Hudson: A Real Sparkler
by Anne Pyburn and photographs by David Cunningham, July 26, 2011

Warren Street looking west.
A diamond is a lump of coal that did well under pressure. And anyone looking to understand the metamorphic process that produces a solidly successful and enormously delightful small city from the pressures of the late 20th century might do well to begin in Hudson. At midcentury, the onetime whaling port’s Diamond Street was its primary claim to fame. Packed solidly with brothels and gambling dens, the two-square-mile city attracted plenty of customers—for all of the wrong reasons. Notoriety overbalanced practicality, and Governor Thomas E. Dewey sent in the state troopers to clean up the town in 1951.
F. Scott Fitzgerald to the contrary, second acts in American lives often outshine the first acts. After a fitful low spell that came in the wake of the raids, Hudson could be said to be proceeding into at least Act IV, and the audience continues to be utterly rapt. Teeming with entrepreneurial life and creative energy, today Hudson sparkles with world-class retail and dining, a vibrant art and music scene, hundreds of beautifully preserved historic buildings, all in a 24-karat natural setting—an urban gem that
Budget Travel rightly deemed “One of the coolest small towns in the USA.”
One & Only Olana 
Frederic Church’s Persian-style, Moorish-inspired estate, Olana.
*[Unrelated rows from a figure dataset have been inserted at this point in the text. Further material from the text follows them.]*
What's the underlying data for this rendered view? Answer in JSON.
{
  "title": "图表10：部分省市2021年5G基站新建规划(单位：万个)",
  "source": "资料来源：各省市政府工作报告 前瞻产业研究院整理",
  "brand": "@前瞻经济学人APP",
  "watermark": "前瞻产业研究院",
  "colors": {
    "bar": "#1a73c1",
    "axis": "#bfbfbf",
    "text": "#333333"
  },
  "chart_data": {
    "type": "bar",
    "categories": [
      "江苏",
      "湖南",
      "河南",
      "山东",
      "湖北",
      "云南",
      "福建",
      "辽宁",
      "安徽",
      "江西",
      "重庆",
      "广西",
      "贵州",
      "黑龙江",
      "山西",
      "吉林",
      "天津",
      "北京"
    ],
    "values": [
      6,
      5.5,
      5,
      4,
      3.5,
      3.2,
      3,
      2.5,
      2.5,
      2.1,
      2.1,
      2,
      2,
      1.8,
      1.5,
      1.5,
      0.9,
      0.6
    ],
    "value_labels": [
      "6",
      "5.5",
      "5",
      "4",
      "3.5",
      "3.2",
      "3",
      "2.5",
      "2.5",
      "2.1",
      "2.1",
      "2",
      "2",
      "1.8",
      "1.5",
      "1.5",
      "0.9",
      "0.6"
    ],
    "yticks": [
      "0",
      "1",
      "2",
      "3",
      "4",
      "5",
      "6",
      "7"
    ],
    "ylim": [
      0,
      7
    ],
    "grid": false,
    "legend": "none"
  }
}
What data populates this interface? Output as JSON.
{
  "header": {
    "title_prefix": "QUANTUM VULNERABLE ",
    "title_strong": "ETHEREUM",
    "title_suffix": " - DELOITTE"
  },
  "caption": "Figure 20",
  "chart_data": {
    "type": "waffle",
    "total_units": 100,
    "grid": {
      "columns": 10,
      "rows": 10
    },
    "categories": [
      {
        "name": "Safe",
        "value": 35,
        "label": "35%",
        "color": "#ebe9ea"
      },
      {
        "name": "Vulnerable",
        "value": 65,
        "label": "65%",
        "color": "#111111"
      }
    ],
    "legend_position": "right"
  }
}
This part of Columbia County is where Hudson River School painter Frederic Church sited his Persian-style, Moorish-inspired estate,
Olana, and made its grounds a work of art. Paintings by Church as well as other period artists are included in daily tours. “Olana is very much part of Hudson. The Church family went to church on Warren Street,” says Sara Griffen, president of the Olana Partnership. “We’re constantly referring visitors to the B&Bs and restaurants in the city, and we try to maintain a resonant resource. We do everything from educational programming to fun stuff like OlanaReggae, movie nights, parties everyone can afford. I like to steal that old line, ‘We ain’t just paint.’ You can go hiking or birding and we’ve reopened more of the vistas, so people can wander through this lush, grand landscape the way Church created it.”